Car dealers are not allowed to import cars that are disassembled, which are cars that are knocked down and reassembled here in TT. The foreign used car industry is regulated by the Trade Ministry which is responsible for granting import licences to car dealerships.
“There are some unscrupulous car dealers who are purchasing older vehicles, some as old as 2003, and passing them off as 2006 models and selling them to unsuspecting customers in TT. They are doctoring the documents in Singapore before the cars are brought in. People don’t really check their chassis numbers because they believe they are getting a bonafide legal vehicle,” said the car dealer.
This, he said, was done by counterfeiting Singapore’s Land Transport Authority’s De-registration Certificate, a document used by this country’s Trade Ministry, Customs and Excise, Licensing Office and local financial institutions to verify the vehicle’s year of manufacture.
“The dealers are bringing older vehicles, that is, vehicles manufactured in 2003, 2004, maybe 2005 and passing them off as made in 2006. Singapore has changed their licensing system so that vehicles that Trinidadian dealers would have been able to purchase before are now over-priced.

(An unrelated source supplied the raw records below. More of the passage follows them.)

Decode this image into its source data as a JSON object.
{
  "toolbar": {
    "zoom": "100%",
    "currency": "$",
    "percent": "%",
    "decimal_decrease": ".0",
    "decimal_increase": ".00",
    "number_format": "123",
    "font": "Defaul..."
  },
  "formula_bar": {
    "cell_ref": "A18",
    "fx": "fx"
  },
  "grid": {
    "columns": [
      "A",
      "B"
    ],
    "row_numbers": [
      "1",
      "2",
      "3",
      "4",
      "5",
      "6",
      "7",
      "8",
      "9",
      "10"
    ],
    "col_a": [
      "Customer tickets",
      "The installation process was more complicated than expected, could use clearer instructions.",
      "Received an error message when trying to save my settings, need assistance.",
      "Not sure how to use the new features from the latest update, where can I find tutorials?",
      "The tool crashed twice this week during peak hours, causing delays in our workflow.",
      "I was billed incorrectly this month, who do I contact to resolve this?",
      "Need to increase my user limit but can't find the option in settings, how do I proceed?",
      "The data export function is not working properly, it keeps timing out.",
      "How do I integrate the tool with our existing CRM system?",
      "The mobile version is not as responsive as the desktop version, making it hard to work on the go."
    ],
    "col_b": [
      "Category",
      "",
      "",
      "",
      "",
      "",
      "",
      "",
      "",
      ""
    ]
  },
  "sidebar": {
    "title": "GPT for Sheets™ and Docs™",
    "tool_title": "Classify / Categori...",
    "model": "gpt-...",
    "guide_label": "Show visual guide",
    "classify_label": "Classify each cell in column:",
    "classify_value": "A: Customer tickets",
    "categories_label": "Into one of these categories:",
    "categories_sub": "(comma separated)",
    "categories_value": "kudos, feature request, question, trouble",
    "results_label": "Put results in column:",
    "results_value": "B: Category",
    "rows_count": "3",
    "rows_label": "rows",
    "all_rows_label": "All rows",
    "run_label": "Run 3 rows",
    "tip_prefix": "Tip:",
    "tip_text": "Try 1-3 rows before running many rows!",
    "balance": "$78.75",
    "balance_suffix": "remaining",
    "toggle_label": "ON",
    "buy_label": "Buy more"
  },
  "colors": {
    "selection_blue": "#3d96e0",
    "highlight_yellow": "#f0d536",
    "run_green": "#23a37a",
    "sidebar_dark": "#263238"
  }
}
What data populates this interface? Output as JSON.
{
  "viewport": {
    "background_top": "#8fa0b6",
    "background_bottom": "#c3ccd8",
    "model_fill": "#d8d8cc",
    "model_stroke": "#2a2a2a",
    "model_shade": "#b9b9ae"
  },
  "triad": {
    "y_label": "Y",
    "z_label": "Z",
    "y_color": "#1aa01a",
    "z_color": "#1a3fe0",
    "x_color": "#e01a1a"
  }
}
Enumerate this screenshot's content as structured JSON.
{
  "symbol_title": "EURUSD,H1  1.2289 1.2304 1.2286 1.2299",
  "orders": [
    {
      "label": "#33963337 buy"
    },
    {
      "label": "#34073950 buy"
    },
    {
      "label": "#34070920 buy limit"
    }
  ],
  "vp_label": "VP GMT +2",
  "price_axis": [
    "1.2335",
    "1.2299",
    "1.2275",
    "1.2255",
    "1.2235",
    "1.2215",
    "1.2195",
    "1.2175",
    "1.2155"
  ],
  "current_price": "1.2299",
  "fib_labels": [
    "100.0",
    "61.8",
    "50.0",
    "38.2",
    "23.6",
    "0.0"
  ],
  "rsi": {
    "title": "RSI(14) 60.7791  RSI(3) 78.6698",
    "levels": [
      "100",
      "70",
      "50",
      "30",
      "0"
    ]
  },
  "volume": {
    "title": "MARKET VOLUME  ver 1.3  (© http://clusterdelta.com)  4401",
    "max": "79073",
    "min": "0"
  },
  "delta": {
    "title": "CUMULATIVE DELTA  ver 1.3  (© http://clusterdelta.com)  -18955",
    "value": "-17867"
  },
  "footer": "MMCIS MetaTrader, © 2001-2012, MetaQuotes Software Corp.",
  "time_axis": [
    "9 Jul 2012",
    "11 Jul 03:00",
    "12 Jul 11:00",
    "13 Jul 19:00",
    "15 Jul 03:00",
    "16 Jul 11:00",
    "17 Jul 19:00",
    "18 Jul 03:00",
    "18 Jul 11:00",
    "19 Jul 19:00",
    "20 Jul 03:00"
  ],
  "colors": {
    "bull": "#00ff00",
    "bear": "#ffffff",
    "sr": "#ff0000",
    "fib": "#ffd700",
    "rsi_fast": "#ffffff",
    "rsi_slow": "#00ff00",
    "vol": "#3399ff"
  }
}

So, we can’t purchase a four-year-old vehicle in Singapore which is why local dealers are buying older vehicles to import,” the car dealer explained.
He added this also meant that for potential customers in TT, it was not possible to get a used car from Singapore that was genuinely four years or newer unless they were willing to pay a substantial mark up in price, about 40 percent higher.
“This practice has led to hundreds, if not thousands of cars being illegally imported into the country right under the noses of Customs and being licensed to be put out on the nation’s roads.
“This has serious consequences for both the customer and any banks or credit unions that may have financed these vehicles because banks do not finance vehicles that are five years or older,” he said.
The car dealer said the concerns for banks and other financial institutions were that they were financing a 2006 vehicle and at what rate they were financing it.
“They take into consideration that it’s a four-year-old vehicle, so the parts requirement and service requirement should not be extensive so the customer would be able to make their monthly payment and also be able to service their vehicles. If there is extensive need for servicing that is going to affect how the customer would pay them, and that is exactly what would happen if the car is older than the customer thinks,” he said.
However, potential buyers can very easily verify the age of a vehicle through a simple process of calling new car dealerships and providing the chassis number and they would give the year.
The car dealer made several calls in the presence of Sunday Newsday showing how easily it could be done.
Armed with several proforma invoices and de-registration certificates, Sunday Newsday decided to check for itself. After making eight telephone calls and providing the chassis numbers, six of the cars were past four years old, but were stated on the invoices as being manufactured in 2006.
The cars’ chassis numbers are stamped numerically so each year the number increases. For example, a Nissan Sunny with chassis number JN1CFAN16Z0080176 showed manufacture year to be 2006, and another Nissan Sunny with chassis number JN1CFAN16Z0092602 had its manufacture year as 2005.
The manufacture year for the first car proved to be false because when the vehicles are produced, the chassis numbers are stamped numerically so the 2006 vehicle could not have a lower number than the 2005 car.
The car dealer said the matter has been brought to the attention of the Trade Ministry and Customs, but so far nothing has been done.
“We have found that there are about 20 containers with these kinds of vehicles referred to the Customs Preventative Department. They are the ones who are supposed to stop this, but the vehicles are still coming in,” he said.
“The Singapore market is for all intents and purposes closed off because the price of the vehicles is too high. Now with these cars, honest car dealers’ sales are being affected because we are importing actual 2006 vehicles from Japan. All vehicles coming from Singapore should be red-flagged pending scrutiny,” the car dealer said.